Company will be putting in $2000 for the HRA. More details coming before open enrollment. Anyone have experience with the HRA?
Company will be putting in $2000 for the HRA. More details coming before open enrollment. Anyone have experience with the HRA?
Posted on 10/20/17 at 10:18 am to TheRustyShackleford
quote:
Company will be putting in $2000 for the HRA. More details coming before open enrollment. Anyone have experience with the HRA?
The benefit of this plan is that the $2,000 is there on day one of the plan year. The first $2,000 of covered medical expenses are paid for by the HRA directly. No debit card, no file for reimbursement, and if on January 1st you get in a situation that has a $2,500 cost... the first $2,000 is covered. You don't have that transition period where you need to build up dollars in an HSA.
Like an HSA, unused dollars roll over - provided you stay with that company.
Two big differences from an HSA.
1) You can't add your own money to an HRA.
2) The HRA money is not YOUR money. IF you leave the company, the money stays with the company.
Think of an HRA as the company is basically going to pay the first $2,000 of expenses for you, for situations in which you are covered by the plan.
A company COULD just put $2,000 a year in everyone's HSA... but then the money becomes property of the employee.

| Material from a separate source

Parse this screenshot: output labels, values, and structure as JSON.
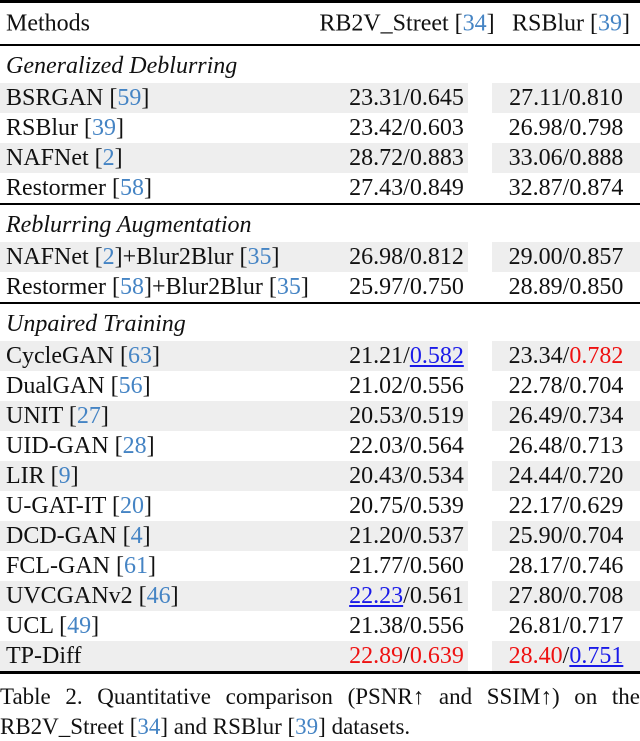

I guess the morale builder is that it gives you protection against early-year medical issues, and there is no need to be reimbursed. I believe the benefits of HSA, however, outweigh these.
Posted on 10/20/17 at 3:15 pm to TheRustyShackleford
My company just rolled these out today as well, but our HRA (which I had never heard of before) has to be 100% through Kaiser... if you use any non-Kaiser (with some exceptions) then you are responsible.
They haven't done away with the HSA yet... but I ahve a feeling they are introducing the HRA this year, then eliminating the HSA next year.
Oh... and they bumped the spouse-eligible surcharge up to $100/m... even though I'm only on the $19/m high deductible HSA plan.
They haven't done away with the HSA yet... but I ahve a feeling they are introducing the HRA this year, then eliminating the HSA next year.
Oh... and they bumped the spouse-eligible surcharge up to $100/m... even though I'm only on the $19/m high deductible HSA plan.